I have encountered Afro-Americans who were just as racist as anyone could be.
So now, I try to start out neutrally, but I don't give a lot of information any
more at all. I'm sort of an enigma to people. I've met a lot of nice people too,
who think they accept me, but they really don't know me. I know basically which
subjects to avoid, like capitalism. It's kinda lonely not being able to share
my innermost self with people. It's like I can share one thing with an Indian
cuz s/he'll understand, but not another thing which I can share with an educated
White person, while that same White person could never understand why I'm not a
capitalist. It would be so wonderful to find people who could relate to all of
me, but it's me that has to accept that they just can't.
Actually, the people who understand me most are other mixed people, like you
all,, even if we don't agree on a solution or direction we do understand the
situation and reason for that direction.
I've been talking to my grown son recently also about the census and
self-identity - who I am to me, and who I am to you.
In Generation-Mixed@ yahoogroups. com,
Tonya <latonyabeatty76@ ...> wrote:
You made a good point Ashley. Also for me, a white person is not going to see
or accept me as one of their own, as were I would be more accepted by the black
and American Indian community.
On Tue, 3/30/10, ashley smith
<ashley717717@ yahoo.com> wrote:
to Philip Arnell, The main reason that a mixed person might not feel connected
to the European side is that the European don't relate when trying to connect.
I'm very familiar with my European/White side but they just don't understand me.

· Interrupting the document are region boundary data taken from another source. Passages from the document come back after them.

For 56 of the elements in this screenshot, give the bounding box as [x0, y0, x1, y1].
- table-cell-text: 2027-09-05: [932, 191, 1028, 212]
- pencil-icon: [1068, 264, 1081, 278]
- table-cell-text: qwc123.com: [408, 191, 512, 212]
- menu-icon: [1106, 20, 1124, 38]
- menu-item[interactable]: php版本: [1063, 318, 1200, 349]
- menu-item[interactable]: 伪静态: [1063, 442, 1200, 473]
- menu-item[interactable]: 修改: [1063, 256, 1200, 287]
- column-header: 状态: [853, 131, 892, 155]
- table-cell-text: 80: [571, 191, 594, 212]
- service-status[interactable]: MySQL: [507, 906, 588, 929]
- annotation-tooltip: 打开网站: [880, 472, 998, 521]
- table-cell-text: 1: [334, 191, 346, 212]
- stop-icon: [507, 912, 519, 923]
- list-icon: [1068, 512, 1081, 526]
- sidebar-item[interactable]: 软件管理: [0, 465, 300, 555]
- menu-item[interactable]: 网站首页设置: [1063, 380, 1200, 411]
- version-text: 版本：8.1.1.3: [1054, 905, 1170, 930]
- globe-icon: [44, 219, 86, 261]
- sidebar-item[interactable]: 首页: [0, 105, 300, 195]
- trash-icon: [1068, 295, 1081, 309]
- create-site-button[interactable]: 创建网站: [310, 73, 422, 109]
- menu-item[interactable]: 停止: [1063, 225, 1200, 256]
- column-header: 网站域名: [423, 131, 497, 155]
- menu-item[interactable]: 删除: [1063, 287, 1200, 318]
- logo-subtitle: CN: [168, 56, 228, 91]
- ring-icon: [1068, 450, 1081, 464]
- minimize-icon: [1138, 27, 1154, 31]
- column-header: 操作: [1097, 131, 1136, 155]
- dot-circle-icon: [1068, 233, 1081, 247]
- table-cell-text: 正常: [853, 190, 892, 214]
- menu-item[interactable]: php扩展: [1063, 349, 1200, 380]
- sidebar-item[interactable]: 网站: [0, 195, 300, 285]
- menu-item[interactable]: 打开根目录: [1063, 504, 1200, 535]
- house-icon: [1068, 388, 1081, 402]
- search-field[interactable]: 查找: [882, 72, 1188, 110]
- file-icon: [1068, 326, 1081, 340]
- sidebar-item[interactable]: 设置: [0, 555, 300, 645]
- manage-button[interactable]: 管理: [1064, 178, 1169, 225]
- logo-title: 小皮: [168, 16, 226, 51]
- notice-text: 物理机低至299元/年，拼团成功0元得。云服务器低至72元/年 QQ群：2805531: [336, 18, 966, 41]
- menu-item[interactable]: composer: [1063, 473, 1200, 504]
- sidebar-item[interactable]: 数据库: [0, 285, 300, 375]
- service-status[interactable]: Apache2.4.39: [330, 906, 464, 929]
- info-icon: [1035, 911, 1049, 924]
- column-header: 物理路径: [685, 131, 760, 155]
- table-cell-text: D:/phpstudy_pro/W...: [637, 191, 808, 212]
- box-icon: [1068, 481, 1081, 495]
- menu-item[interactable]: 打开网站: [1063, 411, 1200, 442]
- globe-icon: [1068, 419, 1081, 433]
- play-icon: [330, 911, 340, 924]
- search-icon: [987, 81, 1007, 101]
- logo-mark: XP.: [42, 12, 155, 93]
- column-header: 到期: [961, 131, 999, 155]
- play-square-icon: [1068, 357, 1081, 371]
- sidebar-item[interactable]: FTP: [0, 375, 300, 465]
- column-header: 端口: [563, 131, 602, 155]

They don't understand my way of seeing the world, my values, my priorities. Even
little things like the way we walk in the woods. An intellectual connection of
knowledge of history and the family tree I have,, a relationship of mutual
understanding, no. I'm afraid many of them have watched too many John Wayne
movies and they believe the stereotypical portrayal of Indians, and haven't a
clue as to what my real culture and context is. And they don't want to know
because my concept of the land and possession and care of it runs counter to the
capitalistic system that they are so invested in.